Over 1,000 members of the local community, including law enforcement officers, the National Guard, Boy Scouts, and La Crosse State College students and faculty, participated in a search in October 1953. The Civil Air Patrol and U.S. Air Force took part in the search. A vehicle inspection program was undertaken with the intent of searching every vehicle in La Crosse County. Gas station attendants were asked to check cars for blood stains. Recent graves were reopened to determine if Evelyn's remains were placed with a recent burial.

In May 1954, mass lie detector tests were conducted on La Crosse-area high school boys in an attempt to find more information about Evelyn's disappearance. Local authorities planned to test 1,750 students and faculty. The testing was controversial, and was halted after around 300 were tested.

In November 1957, Ed Gein was arrested on murder charges in Plainfield, Wisconsin, about 100 miles from the site of Evelyn's kidnapping. He was considered a suspect in Evelyn's disappearance due in part to his visiting a relative near the site of the girl's kidnapping at the time she vanished. Gein denied involvement in the disappearance and passed two lie detector tests. Police found no trace of Evelyn's remains during a search of Gein's Plainfield property. In November 1957, authorities announced that Gein had been cleared of any connection with the disappearances of both Evelyn and Georgia Weckler, an 8-year-old who disappeared in 1947. Despite this, some still consider Gein a suspect.

== Aftermath ==
Evelyn's kidnapping led to one of the biggest searches in Wisconsin history. Public efforts to find her have included the Charley Project and the Soddy-Daisy-Roots Project. A reward fund established in the immediate aftermath of the event reached $6,600, equivalent to $ in . Her parents moved to Portland, Oregon, in the 1970s, and are now both deceased.

== Later developments ==
In 2004, a man named Mel Williams came forward with a conversation he recorded at a bar in 1969. Although his goal was to record a performing musical group, the conversation between two men was unintentionally recorded as well. On the tape, one of the men— identifying himself as Clyde "Tywee" Peterson— implicated himself, along with Jack Gaulphair (or Gaulthair), and an unnamed third party in the disappearance of Eveyln Hartley, also claiming that Evelyn was murdered and buried in La Farge, Wisconsin, after her kidnapping.

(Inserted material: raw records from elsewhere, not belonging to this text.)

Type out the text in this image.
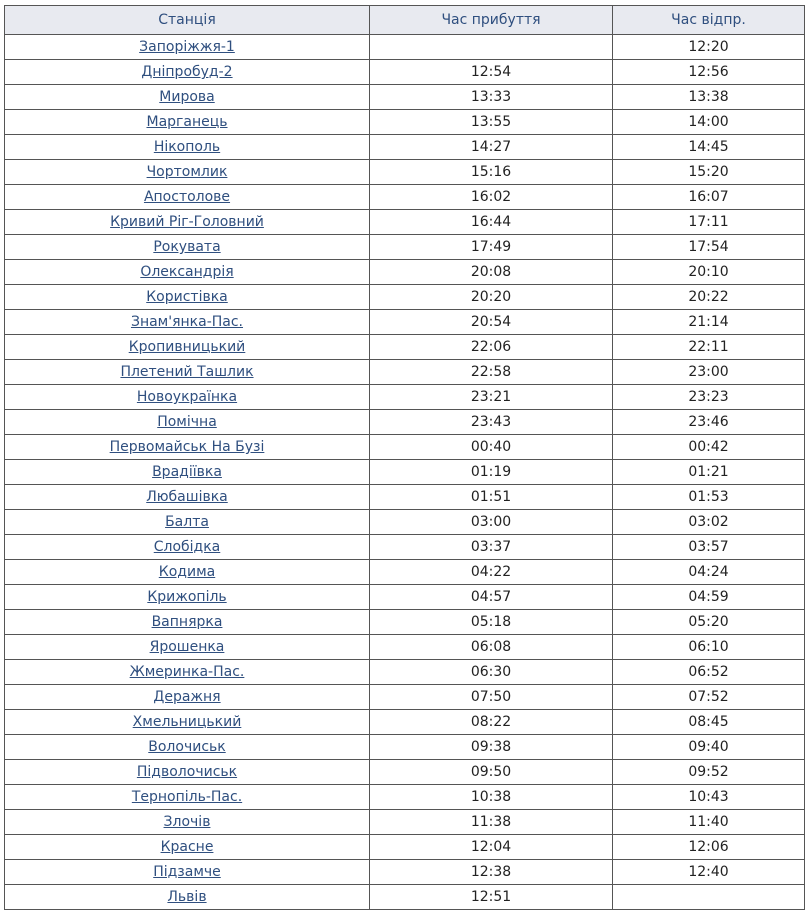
Станція	Час прибуття	Час відпр.
Запоріжжя-1		12:20
Дніпробуд-2	12:54	12:56
Мирова	13:33	13:38
Марганець	13:55	14:00
Нікополь	14:27	14:45
Чортомлик	15:16	15:20
Апостолове	16:02	16:07
Кривий Ріг-Головний	16:44	17:11
Рокувата	17:49	17:54
Олександрія	20:08	20:10
Користівка	20:20	20:22
Знам'янка-Пас.	20:54	21:14
Кропивницький	22:06	22:11
Плетений Ташлик	22:58	23:00
Новоукраїнка	23:21	23:23
Помічна	23:43	23:46
Первомайськ На Бузі	00:40	00:42
Врадіївка	01:19	01:21
Любашівка	01:51	01:53
Балта	03:00	03:02
Слобідка	03:37	03:57
Кодима	04:22	04:24
Крижопіль	04:57	04:59
Вапнярка	05:18	05:20
Ярошенка	06:08	06:10
Жмеринка-Пас.	06:30	06:52
Деражня	07:50	07:52
Хмельницький	08:22	08:45
Волочиськ	09:38	09:40
Підволочиськ	09:50	09:52
Тернопіль-Пас.	10:38	10:43
Злочів	11:38	11:40
Красне	12:04	12:06
Підзамче	12:38	12:40
Львів	12:51	
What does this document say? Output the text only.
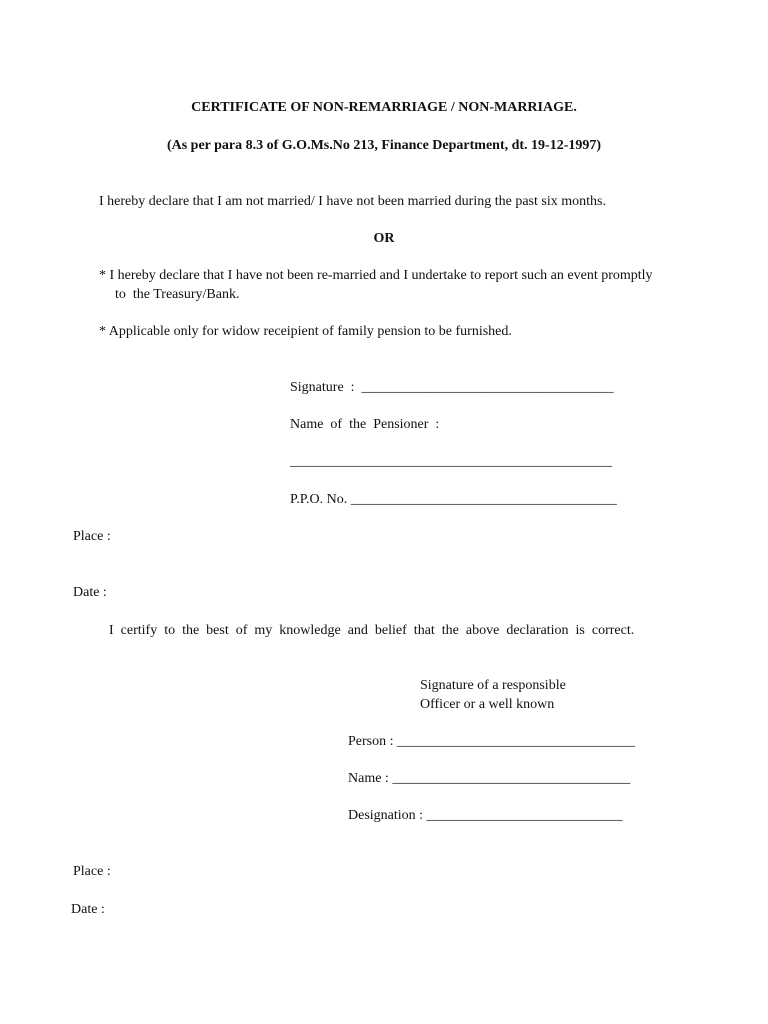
CERTIFICATE OF NON-REMARRIAGE / NON-MARRIAGE.
(As per para 8.3 of G.O.Ms.No 213, Finance Department, dt. 19-12-1997)
I hereby declare that I am not married/ I have not been married during the past six months.
OR
* I hereby declare that I have not been re-married and I undertake to report such an event promptly
to  the Treasury/Bank.
* Applicable only for widow receipient of family pension to be furnished.
Signature  :  ____________________________________
Name  of  the  Pensioner  :
______________________________________________
P.P.O. No. ______________________________________
Place :
Date :
I  certify  to  the  best  of  my  knowledge  and  belief  that  the  above  declaration  is  correct.
Signature of a responsible
Officer or a well known
Person : __________________________________
Name : __________________________________
Designation : ____________________________
Place :
Date :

The unnamed party is now deceased. Gaulphair died of suicide on December 25, 1967, and Peterson died of a heart attack in 1974. Although authorities promised to investigate the lead, no further developments were ever made.

==In popular culture==
Evelyn Hartley appears in Monster: The Ed Gein Story, the third season in the Netflix anthology series Monster portrayed by Addison Rae. Ed Gein is portrayed as her murderer and he beats her over the head with a hammer, similar to a scene in 1974's The Texas Chain Saw Massacre.

In 2016, her case was profiled on an episode of The Vanished.

In September 2022, Evelyn Hartley's disappearance was featured as Case 224 of the Casefile podcast.